Mit diesen Worten beschrieb Baudril­lard (in Liberation vom 3.Juli 1995) ohne es zu wissen das Leben, die Anlie­gen und Kämpfe von Alexander Langer, der, nachdem er einen Punkt erreicht hatte, an dem er sich nicht länger in der Lage fühlte, weiterzumachen, sich von einer Welle von Verzweiflung wegtra­gen ließ und am 3.Juli den Freitod wählte.

Verantwortungsbewusster und mit kla­rerem Verstand als die meisten, sah Alex das Versagen des gewaltlosen po­litischen Vorgehens in den Konflikten Jugoslawiens voraus. Aber erklärt dies seinen Tod? Gewiss können die politi­schen Aspekte allein nicht die verzwei­felte Handlung erklären, die er wählte, aber sie spielten dennoch eine Rolle.
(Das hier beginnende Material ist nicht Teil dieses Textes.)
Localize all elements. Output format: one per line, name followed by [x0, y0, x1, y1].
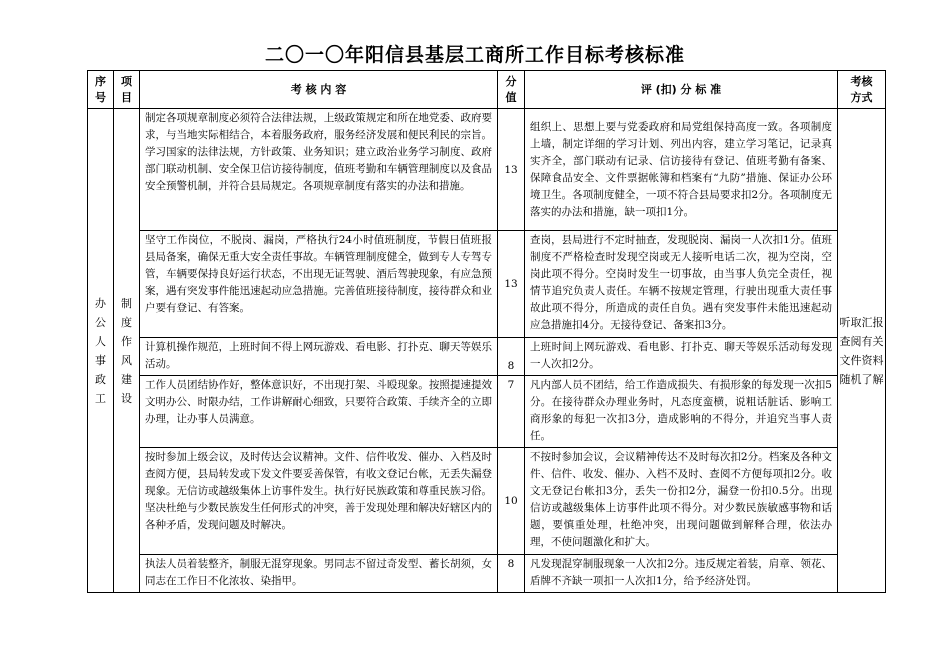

Florenz und Bozen sind die Basis von Alexander Langers Vergangenheit. Flo­renz erinnert an seine Jahre als Student des Rechts und der Soziologie, an seine Zeit als Aktivist in der "Lotta Continua" und an seine politischen Kämpfe für Bürgerrechte an den Seiten der italieni­schen Radikalen. Während dieser Jahre stellte Florenz ein Symbol der linken katholischen Dissidenten dar. Alexander wurde eine Schlüsselfigur im Dialog zwischen Katholiken und Marxisten.

Alexander gehörte einer Familie der deutschen Minderheit in Bozen an, der Hauptstadt der italienischen Provinz Südtirol. Als eine Region, die immer nach Unabhängigkeit strebte, hat Südti­rol einen tiefgehenden Einfluss auf Ale­xanders Leben ausgeübt, indem sie eine plurale Kultur schuf: Ein perfekter Bi­linguismus (italienisch-deutsch), zu dem er Französisch, Englisch, Hebräisch und Serbokroatisch hinzufügte, die Leitung eines zweisprachigen Magazins (Il ponte - Die Brücke) und vor allem ande­ren ein furchtloser Wille, die vielfachen Zugehörigkeiten zu überbrücken und gegen kulturelle oder sogenannte ethni­sche Teilungen und Hass zu kämpfen.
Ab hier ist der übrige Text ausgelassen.